Wednesday 27 January 2021

REPORTING FOR RADIO


Radio is oldest news medium, after print media and radios accessible to wider sections of the society. Even people who cannot read or who are staying remote part of the country can access radio news. It is available in villages as well as in cities. 

According to UNESCO It is “the mass medium that reaches the widest audience in the world”. Compared to newspapers and television, radio is inexpensive to produce and distribute. it is also the easiest form of broadcasting to produce. Anyone with an ability to talk can take part in a radio broadcast. 

It can transmit on a local level, in regional language, addressing issues of importance to local listeners. It can be interactive using telephone or SMS. However, the radio newscast is consumed sequentially.  So the stories in a radio newscast need to be chosen and made to be interesting to a significant number of listeners.

 In radio, a complete story is called ‘wrap’ and its duration varies from 30 second to 90 seconds.  It includes of the reporter’s narration, also called “track,” and often includes sound bites and natural sound, sound that occurs naturally on location. 

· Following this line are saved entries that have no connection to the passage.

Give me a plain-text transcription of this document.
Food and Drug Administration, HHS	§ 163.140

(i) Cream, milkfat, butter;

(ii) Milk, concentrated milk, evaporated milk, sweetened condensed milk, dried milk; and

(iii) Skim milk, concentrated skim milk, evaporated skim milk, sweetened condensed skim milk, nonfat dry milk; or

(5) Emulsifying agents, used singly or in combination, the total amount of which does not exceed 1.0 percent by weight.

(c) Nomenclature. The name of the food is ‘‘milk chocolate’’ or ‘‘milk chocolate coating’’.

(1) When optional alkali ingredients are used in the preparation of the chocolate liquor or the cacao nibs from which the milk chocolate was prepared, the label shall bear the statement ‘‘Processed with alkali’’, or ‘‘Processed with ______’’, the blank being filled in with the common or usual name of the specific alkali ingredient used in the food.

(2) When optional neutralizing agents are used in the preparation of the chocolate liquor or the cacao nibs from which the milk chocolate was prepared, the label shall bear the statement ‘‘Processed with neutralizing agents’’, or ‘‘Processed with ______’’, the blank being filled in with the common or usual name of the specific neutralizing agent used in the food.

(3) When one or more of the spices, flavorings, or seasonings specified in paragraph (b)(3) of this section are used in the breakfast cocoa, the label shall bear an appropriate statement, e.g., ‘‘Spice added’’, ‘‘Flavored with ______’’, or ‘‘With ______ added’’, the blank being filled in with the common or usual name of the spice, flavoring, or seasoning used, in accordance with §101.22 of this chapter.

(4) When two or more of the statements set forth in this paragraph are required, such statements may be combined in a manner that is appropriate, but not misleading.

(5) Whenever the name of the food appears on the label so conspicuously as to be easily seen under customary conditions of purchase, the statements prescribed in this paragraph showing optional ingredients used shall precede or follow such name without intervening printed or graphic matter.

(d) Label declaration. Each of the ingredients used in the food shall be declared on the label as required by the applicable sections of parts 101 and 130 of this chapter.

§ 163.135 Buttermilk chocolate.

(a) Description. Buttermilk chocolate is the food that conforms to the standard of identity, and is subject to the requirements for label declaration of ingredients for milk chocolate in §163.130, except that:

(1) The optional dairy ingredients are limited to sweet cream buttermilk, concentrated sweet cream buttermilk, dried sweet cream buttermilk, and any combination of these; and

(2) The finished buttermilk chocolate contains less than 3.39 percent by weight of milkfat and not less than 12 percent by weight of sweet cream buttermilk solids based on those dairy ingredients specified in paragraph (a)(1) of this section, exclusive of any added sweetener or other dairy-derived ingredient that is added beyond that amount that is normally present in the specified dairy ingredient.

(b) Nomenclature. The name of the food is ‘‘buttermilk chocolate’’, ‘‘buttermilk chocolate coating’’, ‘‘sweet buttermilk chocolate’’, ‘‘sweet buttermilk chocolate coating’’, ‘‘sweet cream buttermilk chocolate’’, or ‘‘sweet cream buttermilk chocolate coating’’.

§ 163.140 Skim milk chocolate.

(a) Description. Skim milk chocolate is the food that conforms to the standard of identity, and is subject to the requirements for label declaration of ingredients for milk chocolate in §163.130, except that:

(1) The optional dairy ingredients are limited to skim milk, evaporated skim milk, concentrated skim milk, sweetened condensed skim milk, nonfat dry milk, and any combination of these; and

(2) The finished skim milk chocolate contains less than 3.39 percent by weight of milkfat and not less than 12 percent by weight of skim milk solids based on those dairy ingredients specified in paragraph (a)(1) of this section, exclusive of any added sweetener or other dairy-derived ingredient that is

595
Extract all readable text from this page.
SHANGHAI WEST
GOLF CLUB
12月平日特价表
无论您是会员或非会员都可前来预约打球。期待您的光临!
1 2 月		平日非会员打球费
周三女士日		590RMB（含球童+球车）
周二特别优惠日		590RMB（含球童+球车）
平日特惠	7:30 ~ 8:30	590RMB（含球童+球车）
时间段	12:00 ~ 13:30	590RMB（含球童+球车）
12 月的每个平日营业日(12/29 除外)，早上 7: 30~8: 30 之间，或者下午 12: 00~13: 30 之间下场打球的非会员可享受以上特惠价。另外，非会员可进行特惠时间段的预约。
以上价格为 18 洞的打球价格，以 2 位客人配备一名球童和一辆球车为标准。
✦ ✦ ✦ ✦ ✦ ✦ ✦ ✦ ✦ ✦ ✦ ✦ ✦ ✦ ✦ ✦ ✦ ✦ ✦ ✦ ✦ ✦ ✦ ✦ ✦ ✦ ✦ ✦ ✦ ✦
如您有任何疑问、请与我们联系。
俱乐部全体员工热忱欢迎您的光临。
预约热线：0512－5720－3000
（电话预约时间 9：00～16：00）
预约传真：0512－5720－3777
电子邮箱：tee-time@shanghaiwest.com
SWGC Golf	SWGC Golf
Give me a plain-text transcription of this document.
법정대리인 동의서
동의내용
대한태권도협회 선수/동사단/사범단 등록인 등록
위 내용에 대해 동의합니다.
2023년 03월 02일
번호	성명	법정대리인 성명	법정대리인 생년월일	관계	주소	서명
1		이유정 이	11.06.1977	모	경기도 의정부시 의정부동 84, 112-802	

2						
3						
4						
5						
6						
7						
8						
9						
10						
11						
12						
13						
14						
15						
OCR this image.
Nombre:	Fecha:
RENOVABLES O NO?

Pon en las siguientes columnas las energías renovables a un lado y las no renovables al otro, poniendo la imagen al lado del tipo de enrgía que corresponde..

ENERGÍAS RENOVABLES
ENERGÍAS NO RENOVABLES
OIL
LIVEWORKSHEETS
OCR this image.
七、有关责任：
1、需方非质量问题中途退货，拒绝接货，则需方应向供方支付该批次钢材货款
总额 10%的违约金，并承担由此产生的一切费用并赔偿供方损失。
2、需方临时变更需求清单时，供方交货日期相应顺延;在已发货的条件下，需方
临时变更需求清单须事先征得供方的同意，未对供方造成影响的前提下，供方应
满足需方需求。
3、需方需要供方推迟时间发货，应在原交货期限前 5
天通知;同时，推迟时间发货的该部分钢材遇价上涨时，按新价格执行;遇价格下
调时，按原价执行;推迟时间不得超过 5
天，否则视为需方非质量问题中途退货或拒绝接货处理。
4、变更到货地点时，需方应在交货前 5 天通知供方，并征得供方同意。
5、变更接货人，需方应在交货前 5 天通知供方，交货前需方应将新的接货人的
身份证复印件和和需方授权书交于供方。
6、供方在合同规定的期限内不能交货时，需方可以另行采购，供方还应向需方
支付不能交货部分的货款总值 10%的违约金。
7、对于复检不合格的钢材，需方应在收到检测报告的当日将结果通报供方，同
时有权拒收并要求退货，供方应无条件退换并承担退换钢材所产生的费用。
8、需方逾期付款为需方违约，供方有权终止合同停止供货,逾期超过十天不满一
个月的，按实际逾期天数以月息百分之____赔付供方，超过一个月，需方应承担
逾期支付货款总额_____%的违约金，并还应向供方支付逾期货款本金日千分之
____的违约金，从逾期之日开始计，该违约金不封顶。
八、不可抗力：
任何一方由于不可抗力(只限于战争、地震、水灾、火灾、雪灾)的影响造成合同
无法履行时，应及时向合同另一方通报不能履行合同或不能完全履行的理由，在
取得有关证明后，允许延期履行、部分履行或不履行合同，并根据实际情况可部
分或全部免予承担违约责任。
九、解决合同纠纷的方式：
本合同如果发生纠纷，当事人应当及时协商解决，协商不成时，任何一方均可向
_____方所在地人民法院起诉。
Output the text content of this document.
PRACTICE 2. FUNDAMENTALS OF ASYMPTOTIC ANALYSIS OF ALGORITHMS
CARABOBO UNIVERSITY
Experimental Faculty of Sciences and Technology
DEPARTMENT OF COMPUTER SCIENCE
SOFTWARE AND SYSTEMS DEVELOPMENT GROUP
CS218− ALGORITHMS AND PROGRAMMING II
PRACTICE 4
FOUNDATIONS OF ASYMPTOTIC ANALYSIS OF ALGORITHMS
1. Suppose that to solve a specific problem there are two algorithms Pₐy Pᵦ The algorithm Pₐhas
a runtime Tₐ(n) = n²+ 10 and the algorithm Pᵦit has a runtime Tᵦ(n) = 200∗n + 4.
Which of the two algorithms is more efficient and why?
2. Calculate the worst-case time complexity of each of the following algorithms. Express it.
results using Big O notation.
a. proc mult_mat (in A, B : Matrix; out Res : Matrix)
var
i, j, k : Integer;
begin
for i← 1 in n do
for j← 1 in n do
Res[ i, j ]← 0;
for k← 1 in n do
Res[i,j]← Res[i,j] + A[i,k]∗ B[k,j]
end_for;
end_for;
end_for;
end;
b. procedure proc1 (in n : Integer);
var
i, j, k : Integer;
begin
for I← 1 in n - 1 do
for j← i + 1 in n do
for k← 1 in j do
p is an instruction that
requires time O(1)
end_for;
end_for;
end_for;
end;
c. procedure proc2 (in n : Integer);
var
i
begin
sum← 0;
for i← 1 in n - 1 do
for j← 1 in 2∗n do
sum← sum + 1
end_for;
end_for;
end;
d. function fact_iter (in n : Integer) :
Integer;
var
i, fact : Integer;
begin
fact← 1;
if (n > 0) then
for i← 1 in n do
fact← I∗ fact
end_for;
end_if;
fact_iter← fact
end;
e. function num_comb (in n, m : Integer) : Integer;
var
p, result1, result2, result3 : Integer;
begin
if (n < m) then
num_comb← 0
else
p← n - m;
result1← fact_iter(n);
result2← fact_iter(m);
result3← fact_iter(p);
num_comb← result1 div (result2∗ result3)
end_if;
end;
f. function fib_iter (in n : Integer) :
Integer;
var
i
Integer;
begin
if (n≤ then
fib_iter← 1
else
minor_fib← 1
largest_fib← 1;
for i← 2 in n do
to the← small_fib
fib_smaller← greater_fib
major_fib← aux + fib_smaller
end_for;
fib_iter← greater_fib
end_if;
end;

Radio news listeners are hardly, attentive. Usually, people listen to radio while doing something else. The radio listeners are often driving, working, or engaged in some task other than absorbing the latest news. Hence radio news stories are told in familiar words combined into sentences, which run at comfortable lengths in a conversational style

The radio news writing style includes the choice of simple words with short declarative sentences,     Clarity in both sentence length and word choice is important in radio news reporting. Sentences must be crisp and short. Since the listeners have no opportunity to go back and hear it again. Sentences in a radio news story generally contain just one idea and do not contain multiple clauses and internal clauses. Jargons or highly technical words are also avoided

  


  •  The script contains less information than a print story, so the picture building is very important. 
  •  The radio report with audio is an informative bulletin about current affairs and does not includes opinion. 
  •  The reporter speaks during the report – providing the voice-over. 
  •  The addition of various pieces of recorded material (known as audio clips, cuts, or sound bites) makes   the report more lively, authentic, and interesting. 
  •  Radio news is shorter than newspaper news and hence requires comprehension and filtration of facts while writing the news. 
  •  It focuses on the essence of the broadcast item to follow, avoiding too many facts and figures.
  •   The presenter uses basic storytelling principles.  
  •  The content of the lead-in should always have relevance and appeal for the listeners and it should not       double up on any of the information in the actual broadcast item.